Hi Jackie. Here's what's been happening. I've done all of the following, starting with the ZIP file you attached in Post 9:
Quote:
Originally Posted by jackie_w
Import your cleaned up HTML (blank lines removed etc) into Calibre and convert to EPUB using the settings detailed in post #9 step 2, with the following minor changes:
Code:
Table of Contents - Level 1 TOC - //*[@class="invisible"]
Table of Contents - Level 2 TOC - //h:h3
Table of Contents - Level 3 TOC - leave empty
|
but I haven't been able to do this:
Quote:
Originally Posted by jackie_w
Afterwards, you would still need to manually tweak the EPUB's toc.ncx for the 5 'Part' entries, as detailed in post #9 step 3.
|
because I can't get a workable edited HTML file to convert to EPUB. I did the editing in Kompozer 0.8b3, an open source WYSIWYG HTML editor that I used to create our website. I started with the Post 9 ZIP file & unzipped it with "The Archiver", then did the edits in source code. When I checked the text view in Kompozer, all looked as it should. But when I saved it, some of the punctuation in the resulting html went awry: an apostrophe becomes ’, left quote becomes “, right quote becomes ” and so forth.
I posted a query on a Kompozer forum and got several suggestions that didn't work and one that shows promise.
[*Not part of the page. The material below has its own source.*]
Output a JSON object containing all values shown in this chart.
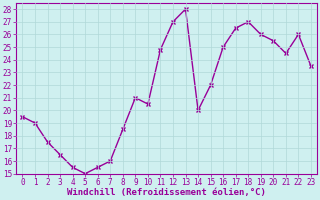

Here it is:
The examples you cite are characteristic of character encoding issues. You can change the character encoding on the format>page title and properties window (in Kompozer). Select the character encoding to match your original document. If you look at the html file in a text editor there should be a line in the head section similar to:
Code: Select all
<meta http-equiv="content-type" content="text/html; charset=UTF-8" />
You would be interested in the charset= part and see if it is in the KompoZer list.
However, I'm having a problem viewing the HTML file in the resident Mac text editor, TextEdit (all that can be seen are the illustrations on black background with no visible text) so I'm at an impasse.
Do you know what the character encoding is? Is it derived from the original source file in Word or does Calibre alter it? Do you have any other insight or approach?
One possibility is to avoid working in HTML and convert the Post 9 Zip to EPUB using the parameters you stated in Posts 9 & 18, then do the cleanup in Sigil ... which is the way I created the EPUB attached in Post 15. I share your preference to avoid Sigil, but the only
known glitch was the blank page inserted before the book cover, which you resolved.
I do hope these complications aren't vexing to you.